この日はテキストの内容そっちのけで、嫌なことを言われたら真顔で「やめてよ!」と言う練習をしました。Aくんは何度も「やめてよ!」と真剣に練習しました。帰りに、自分よりも力の強い弟にテキストを取られそうになり、それまでは笑いながら抵抗していたAくんが何度も「やめてよ!」と真剣に伝えていた姿を覚えています。
しばらく経って、Aくんは習い事の調整のため花まるの教室を移動し、私は担当教室長ではなくなりました。Aくんは小学校に上がってからもいじめに遭い、転校し、仲良しの男の子のいる学校に通うことにしたと聞いていました。
Aくんは現在5年生。Aくんが花まるを辞めて何年も経ちました。ふと、気になってAくんのお母さまにメールを送りました。すぐに返信があり、現在はサッカーが大好きで、サッカーの強い学校に行くために受験勉強に励んでいると教えてくださいました。

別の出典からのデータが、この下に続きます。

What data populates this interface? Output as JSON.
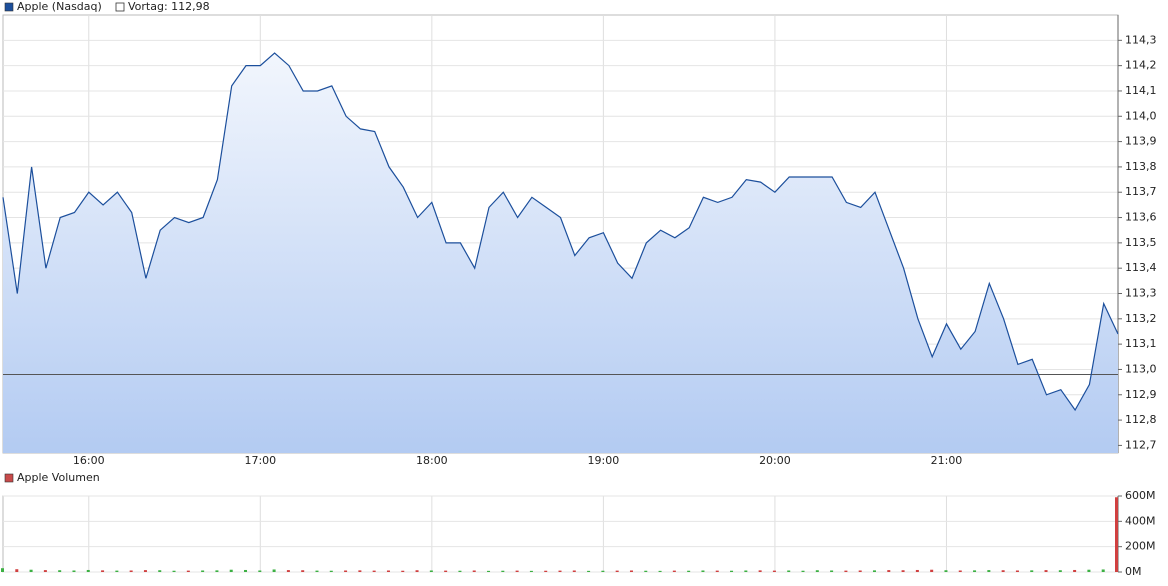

「いじめられがちだったAも、今ではサッカーを通してたくさんのお友達ができ、学校に行くことが楽しくなっています。花まるの先生や、真剣に向き合ってくださった方々に導かれての今があると思っています」
サマースクールでは「強くなるために修業がしたい」と滝に打たれる経験のできるコースを選んだAくん。当時は頑張っても頑張ってもすぐに結果が出ることはありませんでした。それでも、折れることなくいつも笑顔でした。何年も経ちましたが、Aくんの成長を知ることができて嬉しくなりました。
人間関係も勉強も、心が折れそうになることは多々あると思います。そこでお子さまを支える多くの中の一人として私もいられれば幸せです。電話でも文章でもかまいません。いつでもお子様のお話をお聞かせください。